Question about The Hobbit (or dragons in general)

About 25 years ago, my (awesome) Diff Eq TA had us calculate the volume that all of the humans on earth would fill, if you pureed them into a cube 100 yds square. IIRC, it was about one-third full.

This was also the TA who had us calculate the proof of why, when flying, you want to be wearing a unbuttoned trenchcoat – in case you suddenly get sucked out of the airplane at cruising altitude, its drag coefficient could slow your fall to “barely survivable”, instead of “assured splat

Anyway. Back to the topic. Um… dragon reproduction – hemipenes? They are reptiles of a sort, after all. damn Tolkien, leaving out all the important details. Balrog wings. Dragon reproduction.

Yes - a sad end for the mighty man who, among other things, killed seventy of the enemy single-handed while covering his allies’ getaway at the Battle of Unnumbered Tears. And a lot of those seventy were trolls, at that.

Lizards and snakes have hemipenes. My vote for the most frightening reptile penis goes to the tortoise. (NSFW if you work in an office filled with turtles.)

Pro traveler tip: This shouldn’t be all you wear. :cool:

I’m sorry, I have to disagree. The echidna has a positively Lovecraftian organ. The tortoise is kind of grotesque, but the echidna is just scary.

Unless there’s been a massive taxonomical revolution, the echidna is not a reptile.

:smack:

You miss ONE WORD…

Pro Traveller Tip #2: Don’t do this, either.

I’m also pretty sure it’s wrong. I found a couple of sites citing human volume at about 0.07 cubic meters, and assuming 1 meter = 1 yard, that’s only about 14 million humans to fill the cube, way short of the 7 billion alive today. Unless you’re assuming a lot were eaten by dragons first.

I did carefully qualify my remarks. The echidna penis definitely looks like something out of Alien. (Possibly SFW, since everyone will think that’s some kind of weird parasite instead of a penis.)

Dragons could be related to dinosaurs and hence to birds. The scariest bird penis belongs to the Argentine Lake Duck. Scaling that up to dragon size would be…very disquieting.

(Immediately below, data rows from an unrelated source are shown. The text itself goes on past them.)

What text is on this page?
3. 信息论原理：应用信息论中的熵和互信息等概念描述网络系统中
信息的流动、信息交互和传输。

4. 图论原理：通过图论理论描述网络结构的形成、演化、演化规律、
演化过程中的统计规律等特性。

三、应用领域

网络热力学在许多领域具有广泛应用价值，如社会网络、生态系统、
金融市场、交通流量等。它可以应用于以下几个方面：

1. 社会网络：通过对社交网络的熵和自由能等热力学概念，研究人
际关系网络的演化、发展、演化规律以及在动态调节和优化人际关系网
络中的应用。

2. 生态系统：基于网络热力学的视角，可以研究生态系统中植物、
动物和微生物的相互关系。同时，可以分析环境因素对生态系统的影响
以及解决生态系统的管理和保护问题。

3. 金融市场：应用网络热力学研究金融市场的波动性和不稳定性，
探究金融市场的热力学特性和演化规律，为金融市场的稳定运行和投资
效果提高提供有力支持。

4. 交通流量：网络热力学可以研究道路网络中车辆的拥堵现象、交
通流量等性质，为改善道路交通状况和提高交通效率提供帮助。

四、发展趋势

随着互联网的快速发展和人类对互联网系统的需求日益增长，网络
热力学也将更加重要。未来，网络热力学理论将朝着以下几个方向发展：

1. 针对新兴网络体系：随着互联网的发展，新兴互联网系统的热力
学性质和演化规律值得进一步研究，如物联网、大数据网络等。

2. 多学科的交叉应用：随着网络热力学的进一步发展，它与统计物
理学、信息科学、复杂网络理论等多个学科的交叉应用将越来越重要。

Zelazny is on-point in Jack Of Shadows, where two characters discuss how a gold-hoarding dragon was once a man until his greed transformed him into what he is now, with bonus points for explaining that he may yet master his passions and return to manhood (as has been managed before).

If the police ever find reason to search my browser history I’m going to have a hard time explaining some things.

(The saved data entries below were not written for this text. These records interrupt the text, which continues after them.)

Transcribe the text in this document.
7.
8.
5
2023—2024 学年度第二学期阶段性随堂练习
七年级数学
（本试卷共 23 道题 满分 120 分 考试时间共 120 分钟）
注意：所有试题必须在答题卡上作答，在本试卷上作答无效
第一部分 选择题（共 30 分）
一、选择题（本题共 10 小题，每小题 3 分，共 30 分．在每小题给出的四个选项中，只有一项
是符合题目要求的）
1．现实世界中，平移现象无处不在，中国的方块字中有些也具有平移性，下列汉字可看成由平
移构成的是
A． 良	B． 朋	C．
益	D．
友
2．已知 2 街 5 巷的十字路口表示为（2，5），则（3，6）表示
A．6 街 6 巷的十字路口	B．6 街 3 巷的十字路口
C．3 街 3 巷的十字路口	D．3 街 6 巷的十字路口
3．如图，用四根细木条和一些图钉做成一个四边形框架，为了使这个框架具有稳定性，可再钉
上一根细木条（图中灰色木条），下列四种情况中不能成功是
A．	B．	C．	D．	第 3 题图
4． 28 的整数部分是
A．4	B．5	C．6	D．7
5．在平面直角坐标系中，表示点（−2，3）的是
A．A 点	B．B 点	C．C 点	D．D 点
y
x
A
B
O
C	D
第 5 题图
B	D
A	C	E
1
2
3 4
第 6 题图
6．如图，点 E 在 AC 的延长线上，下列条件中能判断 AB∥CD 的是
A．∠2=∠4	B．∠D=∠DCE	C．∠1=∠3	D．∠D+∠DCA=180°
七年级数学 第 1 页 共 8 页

Expert speculation on the penis of an imaginary animal- that’s some Straight Dope!

There has been and it is. Well, sort of. Nowadays, taxonomy is all based on cladistics, and what’s usually called “reptiles” don’t form a clade. The smallest clade which includes all the reptiles is the amniotes, which also includes all mammals and birds.

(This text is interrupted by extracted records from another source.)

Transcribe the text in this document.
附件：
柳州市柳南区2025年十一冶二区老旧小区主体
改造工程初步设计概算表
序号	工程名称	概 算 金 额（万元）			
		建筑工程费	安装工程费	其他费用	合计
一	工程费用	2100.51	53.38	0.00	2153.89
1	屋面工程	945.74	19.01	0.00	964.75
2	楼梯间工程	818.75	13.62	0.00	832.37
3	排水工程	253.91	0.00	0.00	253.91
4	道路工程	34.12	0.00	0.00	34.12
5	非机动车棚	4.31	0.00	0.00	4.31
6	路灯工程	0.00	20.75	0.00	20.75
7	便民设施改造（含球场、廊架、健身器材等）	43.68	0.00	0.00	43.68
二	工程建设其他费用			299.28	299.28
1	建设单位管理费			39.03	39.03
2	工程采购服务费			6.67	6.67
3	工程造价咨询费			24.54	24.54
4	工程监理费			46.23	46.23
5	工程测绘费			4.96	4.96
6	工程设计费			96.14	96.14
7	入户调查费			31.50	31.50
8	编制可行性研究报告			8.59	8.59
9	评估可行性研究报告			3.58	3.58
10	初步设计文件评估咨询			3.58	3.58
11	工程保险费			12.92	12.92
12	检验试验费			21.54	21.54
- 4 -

Don’t bring facts into this.

I wonder what effect releasing all of this treasure would have on the gold-based economy of Middle-Earth. :smiley:

This is a cool idea.

The idea of monsters using a massive amount of gold and jewels just to attract wandering heroes is the basis for Lord Dunsany’s Horde Of The Gibbelins. It’s a great story. I should get around to reading more of his work one of these days.

Either you learned DEq a long time ago, or you lost a decimal point somewhere. Assume humans are water, and weigh 60 kilograms on average. 7 billion humans gives 420 billion kilograms. 1000 kilograms/ cubic meter means 420 million cubic meters, or a cube about 750 meters on a side, much larger than a 100 yd cube.

For an author that prided himself on structuring the Middle Earth legendarium after Nordic/Germanic cultural structures, Tokein wrote the Narn i Chîn Húrin chock-full of Greek tragedy, including hubris and a great hero suffering a great fall.

My personal take on this is that because dragons are generally solitary creatures that also happen to be very long-lived, they instinctively hoard treasure as a means of granting a sense of objective meaning to their lives. The bigger their hoard, the greater their sense of personal accomplishment – “I managed to acquire THIS much treasure, and no one can take it from me!”

I believe for an intelligent race that lives thousands of years (depending on the fictional universe), this makes sense as a kind of psychological anchor. While shorter-lived, more communal races find personal meaning in family, duty, philosophy, friendship, and the like, in the lifespan of a dragon all of those things are transient. Treasure lasts as long as one can hold on to it.

This would also explain why dragons are willing to fight to the death to protect what is essentially just “stuff” – to them, their hoard isn’t just a big pile of goodies waiting to be spent, it’s literally a major part of their identity.